Facebook Twitter LinkedIn

Declaring Israel’s Independence

Over 70 years after Israel’s birth, its creation seems all the more improbable. Only 600,000 Jews established a state in the face of armed Arab invasion and an international embargo. Yet in the midst of the uncertainties and pressures of battle, Israel’s leaders had the clarity of mind to craft a declaration of independence that expressed religious and political arguments—old and new—for the reestablishment of the Jewish State in the birthplace of the Jewish people. The declaration of independence that David Ben-Gurion read on May 14, 1948 resonates to this day as the constituting document of the State of Israel.

In this online course, distinguished historian Martin Kramer will revisit the political debates of May 1948, leading to the decision to declare independence; the successive drafts of the declaration and the ideas that inspired them; the statesmanship necessary to assemble the coalition of Zionists, Socialists, and religious Jewish patriots that stood behind the document; the historic events of the day itself; and the subsequent seventy years of reinterpretation in response to changing Israeli realities.

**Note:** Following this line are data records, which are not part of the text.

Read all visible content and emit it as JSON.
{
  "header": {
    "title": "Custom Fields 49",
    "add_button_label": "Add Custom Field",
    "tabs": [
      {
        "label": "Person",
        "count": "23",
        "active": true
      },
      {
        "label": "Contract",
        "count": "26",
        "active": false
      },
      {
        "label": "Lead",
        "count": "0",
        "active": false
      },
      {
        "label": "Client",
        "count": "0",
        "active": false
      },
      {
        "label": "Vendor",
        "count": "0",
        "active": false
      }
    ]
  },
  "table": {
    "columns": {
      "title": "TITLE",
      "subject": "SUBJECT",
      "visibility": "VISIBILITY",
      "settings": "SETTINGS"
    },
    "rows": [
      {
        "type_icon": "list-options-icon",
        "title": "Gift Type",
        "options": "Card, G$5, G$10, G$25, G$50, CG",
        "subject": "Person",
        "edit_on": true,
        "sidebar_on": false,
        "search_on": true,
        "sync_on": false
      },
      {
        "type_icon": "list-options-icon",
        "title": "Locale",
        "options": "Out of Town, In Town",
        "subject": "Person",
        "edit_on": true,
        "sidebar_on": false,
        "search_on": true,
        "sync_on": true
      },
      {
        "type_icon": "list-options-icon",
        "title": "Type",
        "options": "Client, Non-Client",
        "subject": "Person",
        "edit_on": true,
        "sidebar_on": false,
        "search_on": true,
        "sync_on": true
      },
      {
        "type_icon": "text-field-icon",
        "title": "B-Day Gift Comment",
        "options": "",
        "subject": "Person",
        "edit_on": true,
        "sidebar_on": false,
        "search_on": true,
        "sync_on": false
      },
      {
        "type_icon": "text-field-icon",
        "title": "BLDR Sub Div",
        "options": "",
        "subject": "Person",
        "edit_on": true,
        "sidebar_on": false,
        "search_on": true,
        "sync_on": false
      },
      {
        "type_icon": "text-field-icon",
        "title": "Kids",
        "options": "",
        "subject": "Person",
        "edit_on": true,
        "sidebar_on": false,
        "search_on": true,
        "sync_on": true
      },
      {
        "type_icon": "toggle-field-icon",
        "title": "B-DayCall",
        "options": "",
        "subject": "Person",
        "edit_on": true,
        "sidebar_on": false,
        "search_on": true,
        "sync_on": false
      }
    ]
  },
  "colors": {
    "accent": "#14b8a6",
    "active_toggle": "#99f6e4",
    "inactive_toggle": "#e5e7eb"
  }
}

In interrogating the declaration, he will revisit the justifications for the existence of a Jewish state, the tension between religious and secular visions of Israel’s purpose, and the state’s relations with the Arabs and the world.

Following a twenty-five year career teaching at Tel-Aviv University, where he directed the Moshe Dayan Center for Middle eastern and African Studies, Martin Kramer was the founding president of Shalem College in Jerusalem, Israel’s first liberal arts college, where he continues to teach the modern history of the Middle East. Professor Kramer is also the Koret visiting fellow at The Washington Institute for Near East Policy. The author of many essays and articles in Commentary, Mosaic, the Wall Street Journal, Foreign Affairs, and elsewhere, Professor Kramer is the author of ten books, most recently, The War on Error: Israel, Islam, and the Middle East.